ケルトハルは女性だけどハスキーで背も高いし、それに顔の傷の事もあって自分が女性という意識が低いんだよね。言動も男に寄ってるし、宝塚の王子役とか騎士役とか似合いそうで時たまドキッとする瞬間とかある。だから欲望に忠実なケルト組とは空気が違うと言うか、生まれてくる時代を間違えたんじゃないだろうかって思う。

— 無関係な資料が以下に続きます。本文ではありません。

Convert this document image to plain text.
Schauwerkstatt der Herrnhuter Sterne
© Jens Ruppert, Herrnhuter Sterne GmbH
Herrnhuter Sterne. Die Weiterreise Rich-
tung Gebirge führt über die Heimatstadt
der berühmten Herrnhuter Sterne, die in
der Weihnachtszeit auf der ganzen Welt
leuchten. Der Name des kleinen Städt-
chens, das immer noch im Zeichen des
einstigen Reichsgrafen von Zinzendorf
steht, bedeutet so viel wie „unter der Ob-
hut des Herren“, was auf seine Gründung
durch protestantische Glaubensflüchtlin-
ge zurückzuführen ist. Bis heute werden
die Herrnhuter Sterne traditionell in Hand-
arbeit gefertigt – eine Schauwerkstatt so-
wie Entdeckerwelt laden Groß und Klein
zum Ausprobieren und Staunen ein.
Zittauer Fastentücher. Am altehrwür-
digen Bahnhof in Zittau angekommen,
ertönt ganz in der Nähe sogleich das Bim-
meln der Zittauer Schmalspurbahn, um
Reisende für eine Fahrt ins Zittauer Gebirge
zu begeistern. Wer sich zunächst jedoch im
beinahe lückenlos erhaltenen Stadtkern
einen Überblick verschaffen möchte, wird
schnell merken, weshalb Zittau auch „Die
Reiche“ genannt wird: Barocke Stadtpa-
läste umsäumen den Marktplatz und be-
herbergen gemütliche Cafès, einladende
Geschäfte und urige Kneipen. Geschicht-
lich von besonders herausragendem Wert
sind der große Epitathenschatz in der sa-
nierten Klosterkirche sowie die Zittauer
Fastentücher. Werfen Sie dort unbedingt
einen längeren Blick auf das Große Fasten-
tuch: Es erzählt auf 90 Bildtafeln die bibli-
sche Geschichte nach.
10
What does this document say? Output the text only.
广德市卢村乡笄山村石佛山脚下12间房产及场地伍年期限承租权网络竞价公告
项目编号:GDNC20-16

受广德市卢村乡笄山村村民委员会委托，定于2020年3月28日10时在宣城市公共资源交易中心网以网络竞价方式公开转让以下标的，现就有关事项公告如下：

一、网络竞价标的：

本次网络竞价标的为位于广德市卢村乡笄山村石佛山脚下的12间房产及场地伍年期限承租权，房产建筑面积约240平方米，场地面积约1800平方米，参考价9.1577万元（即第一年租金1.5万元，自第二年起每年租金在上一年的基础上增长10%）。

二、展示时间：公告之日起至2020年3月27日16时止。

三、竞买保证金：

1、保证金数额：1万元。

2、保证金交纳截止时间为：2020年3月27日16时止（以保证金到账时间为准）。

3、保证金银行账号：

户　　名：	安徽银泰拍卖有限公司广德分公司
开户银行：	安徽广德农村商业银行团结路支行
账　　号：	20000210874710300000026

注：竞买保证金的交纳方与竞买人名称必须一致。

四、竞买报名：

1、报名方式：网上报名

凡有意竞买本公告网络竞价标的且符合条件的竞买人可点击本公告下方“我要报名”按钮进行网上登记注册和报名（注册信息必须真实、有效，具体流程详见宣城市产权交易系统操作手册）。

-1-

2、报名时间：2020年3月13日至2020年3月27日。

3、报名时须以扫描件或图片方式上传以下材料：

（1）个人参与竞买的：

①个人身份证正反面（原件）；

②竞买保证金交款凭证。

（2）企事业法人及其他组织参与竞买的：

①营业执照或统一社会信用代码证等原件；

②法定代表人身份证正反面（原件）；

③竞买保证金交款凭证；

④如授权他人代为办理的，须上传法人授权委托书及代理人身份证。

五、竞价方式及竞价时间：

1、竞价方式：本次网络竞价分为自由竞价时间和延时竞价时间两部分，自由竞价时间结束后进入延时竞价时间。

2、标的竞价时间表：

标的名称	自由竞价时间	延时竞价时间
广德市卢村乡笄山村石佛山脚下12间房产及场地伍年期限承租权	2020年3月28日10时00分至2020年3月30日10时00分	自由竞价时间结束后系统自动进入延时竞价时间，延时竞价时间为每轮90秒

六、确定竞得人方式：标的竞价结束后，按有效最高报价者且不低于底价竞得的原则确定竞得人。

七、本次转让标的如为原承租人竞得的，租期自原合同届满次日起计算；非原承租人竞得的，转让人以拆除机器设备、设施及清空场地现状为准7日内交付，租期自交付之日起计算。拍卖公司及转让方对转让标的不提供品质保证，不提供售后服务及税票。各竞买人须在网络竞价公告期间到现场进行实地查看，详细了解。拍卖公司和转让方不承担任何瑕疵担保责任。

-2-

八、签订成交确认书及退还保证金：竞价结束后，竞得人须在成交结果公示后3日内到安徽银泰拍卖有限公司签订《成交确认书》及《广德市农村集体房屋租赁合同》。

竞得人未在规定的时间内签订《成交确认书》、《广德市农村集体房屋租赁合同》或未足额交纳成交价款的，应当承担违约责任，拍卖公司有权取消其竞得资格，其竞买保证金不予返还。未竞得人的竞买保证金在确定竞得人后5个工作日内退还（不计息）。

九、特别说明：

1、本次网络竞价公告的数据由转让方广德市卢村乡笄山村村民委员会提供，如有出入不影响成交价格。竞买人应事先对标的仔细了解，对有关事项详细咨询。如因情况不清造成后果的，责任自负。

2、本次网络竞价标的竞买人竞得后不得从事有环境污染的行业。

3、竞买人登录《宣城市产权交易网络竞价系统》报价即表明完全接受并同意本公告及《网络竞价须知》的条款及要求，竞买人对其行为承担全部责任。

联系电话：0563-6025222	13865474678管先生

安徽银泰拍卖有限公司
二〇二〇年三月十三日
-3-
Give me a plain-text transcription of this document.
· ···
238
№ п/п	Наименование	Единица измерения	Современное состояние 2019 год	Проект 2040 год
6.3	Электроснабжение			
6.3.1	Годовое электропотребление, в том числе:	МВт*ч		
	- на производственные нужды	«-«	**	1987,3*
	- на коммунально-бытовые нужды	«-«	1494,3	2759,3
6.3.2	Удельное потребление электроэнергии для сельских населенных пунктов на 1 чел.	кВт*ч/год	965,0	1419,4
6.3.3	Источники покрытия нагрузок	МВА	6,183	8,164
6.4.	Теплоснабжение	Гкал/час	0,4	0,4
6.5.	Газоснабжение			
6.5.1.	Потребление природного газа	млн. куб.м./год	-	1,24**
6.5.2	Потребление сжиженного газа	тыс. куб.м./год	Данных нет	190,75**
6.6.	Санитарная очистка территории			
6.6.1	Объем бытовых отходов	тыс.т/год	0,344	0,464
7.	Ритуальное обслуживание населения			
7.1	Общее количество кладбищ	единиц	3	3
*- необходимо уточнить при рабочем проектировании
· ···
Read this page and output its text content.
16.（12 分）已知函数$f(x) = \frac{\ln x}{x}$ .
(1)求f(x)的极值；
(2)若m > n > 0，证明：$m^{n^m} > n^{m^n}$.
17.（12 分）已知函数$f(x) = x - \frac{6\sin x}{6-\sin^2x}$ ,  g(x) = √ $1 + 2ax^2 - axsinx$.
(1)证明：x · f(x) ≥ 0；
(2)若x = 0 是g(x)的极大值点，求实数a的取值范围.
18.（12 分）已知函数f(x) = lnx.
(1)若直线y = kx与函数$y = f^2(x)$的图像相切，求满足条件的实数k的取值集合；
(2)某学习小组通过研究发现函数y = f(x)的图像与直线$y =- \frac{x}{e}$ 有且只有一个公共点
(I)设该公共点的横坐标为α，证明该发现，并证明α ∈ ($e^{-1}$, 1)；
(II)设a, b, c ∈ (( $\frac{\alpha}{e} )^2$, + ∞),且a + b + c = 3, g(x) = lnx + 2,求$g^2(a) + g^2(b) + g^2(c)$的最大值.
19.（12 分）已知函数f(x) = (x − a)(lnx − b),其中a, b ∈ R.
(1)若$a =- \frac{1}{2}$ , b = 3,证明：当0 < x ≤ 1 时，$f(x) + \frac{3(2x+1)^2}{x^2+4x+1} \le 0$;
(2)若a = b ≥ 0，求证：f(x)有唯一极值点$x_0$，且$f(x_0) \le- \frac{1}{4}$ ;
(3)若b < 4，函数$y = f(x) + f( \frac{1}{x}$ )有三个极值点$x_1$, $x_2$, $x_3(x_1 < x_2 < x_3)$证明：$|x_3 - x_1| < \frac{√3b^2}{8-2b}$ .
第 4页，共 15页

「……出来ることなら、2,3匹程度の戦場が良いな、とは思っている。それ以上はつらい」
こら。不安なことを言うなっ。
「それとだ。不仕付けではあるが、この事はあまり知られたくない。言いふらさないでもらいたい」
ケルトハルの鋭い隻眼が見つめてくる。
「知られてる分には、もう仕方ないと観念しているが、キリエライトには特に感づかれたくない」
「マシュ? ……ああ、よく手合わせとかしてるもんね君たち」
確かにマシュとケルトハルは二人で一緒に修練場で特訓する光景を見かける。きっかけは他のサーヴァントの流れ弾を助けてくれたことだと聞いてるけど、なるほど。サーヴァントの先達として情けない姿を見せたくないのか。
それはそうと、ケルトハルの悩みは一先ず後回しにしておこうか。これは根が深そうだし、解決には時間がかかるだろう。
第一の悩みに目を向けてみよう。
これは何かしらの原因がある。これまであったように、特異点で何かしらのきっかけをつかんで見せるかもしれない。原因の調査はロマンに任せて、自分たちは鍛練や特異点の問題を解決して力を付けることに尽力するのが効果的だろう。
と、
「先輩、失礼します。――ケルトハルさんもいらっしゃったんですか。丁度良かった」
再びマイルームの自動ドアが開いて、後輩が部屋に入ってきた。
「やぁマシュ。今さっき診察が終わったけど体に異常は無かったよ。健康そのものだ」
「そうですか良かったです。あの、今から先輩をレイシフトに連れて行っても大丈夫でしょうか?」
? マシュにしては急な話だ。一体どうしたんだろう?
「実は第2特異点から戻ったクーさん達から伺ったのですが、ブリタニアで魔獣が異常発生していて近隣の村や町を襲っているので討伐クエストが受注されていたとの事です。先輩の経験値獲得クエストになると思って」
武者修行で単独レイシフトしてるケルト組だけど、ローマでそんな事が起こってるとは。異常な特異点程大事な事じゃないけど、そのしわ寄せは治めてるネロに降りかかってくるだろうし、個人的に手伝っておきたい。
「ほう。故に我が居て丁度良かったと」
「はい。ケルトハルさんは『魔獣殺し』のスキルを持っていると言っていましたので連れていきたいなと思ったんです」
「けど、若い方のクー・フーリンも持ってたはずだよ? そのスキル」
「クーさんが言うには『今回はケルトハルの姉御に譲ってやんよ』だそうです」
珍しい事もあるもんだ。あのクー・フーリンを始め戦闘民族ケルト組が戦いを譲るなんて。
「わかった。我も同行しよう。所で、その魔獣とは何だ? 魔猪か? 怪鳥か?」
ケルトハルの問いに、マシュは満面の笑みで返す。
「ウェアウルフです!」
その時、ケルトハルの表情から感情が消えていたと、後にロマンと一緒に語り合った。